Lo más interesante de
Mayo del 68 ha sido siempre su resaca; la posibilidad de evocar los años fértiles,
el descaro juvenil envuelto en una derrota conveniente. Y es que nada
decepciona tanto al personal como una revolución lograda, convertida en gestión
miserable o en causa de exilios. La aventura francesa, por el contrario, fue
capaz de deshincharse a tiempo, tras apenas un mes de barricadas adolescentes. La
potencia de su relato, eso sí, convirtió a Charles De Gaulle -héroe de la
Segunda Guerra Mundial- en una reliquia ajena al empuje de la juventud
enfebrecida. En 1968, el general ganó las elecciones, pero perdió la historia.
A partir de entonces,
la memoria se mantuvo en un estado de permanente alerta, como un pozo abierto del que extraer agua y fantasmas según sople
el viento. El propio Daniel Cohn-Bendit, expulsado de Francia por su
participación en la revuelta, asumía alegremente en ‘El gran bazar’ (Dopesa) el papel de “vedete” entusiasta en un mundo
ordenado por los medios de comunicación.
La descripción de los días de fiesta expone para siempre a sus
protagonistas en un escaparate que es, a la vez, celebración y crítica. Las
preguntas se suceden: “¿qué queda del espíritu del 68?” “¿Por qué fracasó?”
“¿Volverán los buenos tiempos?”. Los antiguos líderes se apresuran, hoy, a
colocarse en el lado lúcido del cuento, compartiendo madurez sin renunciar al
vínculo sentimental.
En 1985, Cohn-Bendit -reconvertido en militante de Los Verdes- entrevistó
a los principales artífices del movimiento contestatario. A los cuarenta años,
quería reencontrarse con sus camaradas, saber cómo les había caído encima la
edad y de qué forma se acomodaban a la administración Reagan. El texto final,
publicado en español con el título ‘La
revolución y nosotros, que la quisimos tanto’ (Anagrama), recorre todas
las posibilidades biográficas: desde la utopía recalcitrante de Abbie Hoffman o
Jean-Pierre Duteuil hasta la metamorfosis ‘yuppie’ de Jerry Rubin o Rob Stolk, atravesando
la tragedia personal de aquellos militantes que se hundieron en el abismo
terrorista (estremecedoras la confesiones del arrepentido Hans-Joachim Klein,
aislado en la clandestinidad, y de Valerio Morucci y Adriana Farranda,
encarcelados en Italia por los crímenes de las Brigadas Rojas).

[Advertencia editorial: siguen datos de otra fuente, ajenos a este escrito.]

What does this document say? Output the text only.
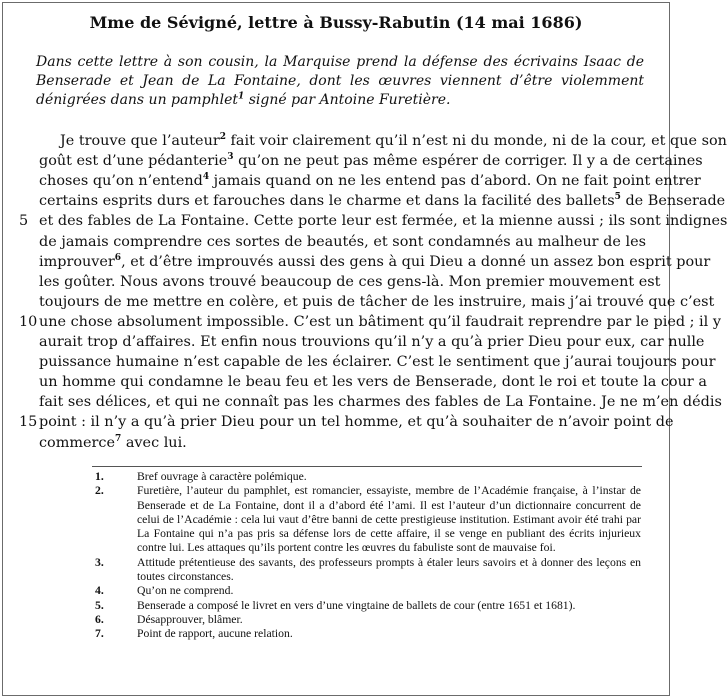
Mme de Sévigné, lettre à Bussy-Rabutin (14 mai 1686)
Dans cette lettre à son cousin, la Marquise prend la défense des écrivains Isaac de Benserade et Jean de La Fontaine, dont les œuvres viennent d’être violemment dénigrées dans un pamphlet$^1$ signé par Antoine Furetière.
Je trouve que l’auteur$^2$ fait voir clairement qu’il n’est ni du monde, ni de la cour, et que son
goût est d’une pédanterie$^3$ qu’on ne peut pas même espérer de corriger. Il y a de certaines
choses qu’on n’entend$^4$ jamais quand on ne les entend pas d’abord. On ne fait point entrer
certains esprits durs et farouches dans le charme et dans la facilité des ballets$^5$ de Benserade
et des fables de La Fontaine. Cette porte leur est fermée, et la mienne aussi ; ils sont indignes
de jamais comprendre ces sortes de beautés, et sont condamnés au malheur de les
improuver$^6$, et d’être improuvés aussi des gens à qui Dieu a donné un assez bon esprit pour
les goûter. Nous avons trouvé beaucoup de ces gens-là. Mon premier mouvement est
toujours de me mettre en colère, et puis de tâcher de les instruire, mais j’ai trouvé que c’est
une chose absolument impossible. C’est un bâtiment qu’il faudrait reprendre par le pied ; il y
aurait trop d’affaires. Et enfin nous trouvions qu’il n’y a qu’à prier Dieu pour eux, car nulle
puissance humaine n’est capable de les éclairer. C’est le sentiment que j’aurai toujours pour
un homme qui condamne le beau feu et les vers de Benserade, dont le roi et toute la cour a
fait ses délices, et qui ne connaît pas les charmes des fables de La Fontaine. Je ne m’en dédis
point : il n’y a qu’à prier Dieu pour un tel homme, et qu’à souhaiter de n’avoir point de
commerce$^7$ avec lui.
5
10
15
1.	Bref ouvrage à caractère polémique.
2.	Furetière, l’auteur du pamphlet, est romancier, essayiste, membre de l’Académie française, à l’instar de Benserade et de La Fontaine, dont il a d’abord été l’ami. Il est l’auteur d’un dictionnaire concurrent de celui de l’Académie : cela lui vaut d’être banni de cette prestigieuse institution. Estimant avoir été trahi par La Fontaine qui n’a pas pris sa défense lors de cette affaire, il se venge en publiant des écrits injurieux contre lui. Les attaques qu’ils portent contre les œuvres du fabuliste sont de mauvaise foi.
3.	Attitude prétentieuse des savants, des professeurs prompts à étaler leurs savoirs et à donner des leçons en toutes circonstances.
4.	Qu’on ne comprend.
5.	Benserade a composé le livret en vers d’une vingtaine de ballets de cour (entre 1651 et 1681).
6.	Désapprouver, blâmer.
7.	Point de rapport, aucune relation.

Durante su lectura, da la impresión de que Cohn-Bendit trata de forzar a
sus interlocutores a la asunción de la práctica democrática en contra de sus
fracasadas veleidades radicales. El drama de tantas vidas desperdiciadas por el
ideal obligaba a repensar los fundamentos de la insurrección. Algunos lo
hicieron, otros prefirieron el aislamiento, la insistencia o el suicidio.
‘Dani el Rojo’ revisita el campo de batalla en busca de supervivientes y
herramientas aprovechables, pero su mirada continúa siendo política. Por ese
motivo, quizás, su trayectoria nunca ha dejado de ser vista como una
claudicación ante el avance sostenido del capital.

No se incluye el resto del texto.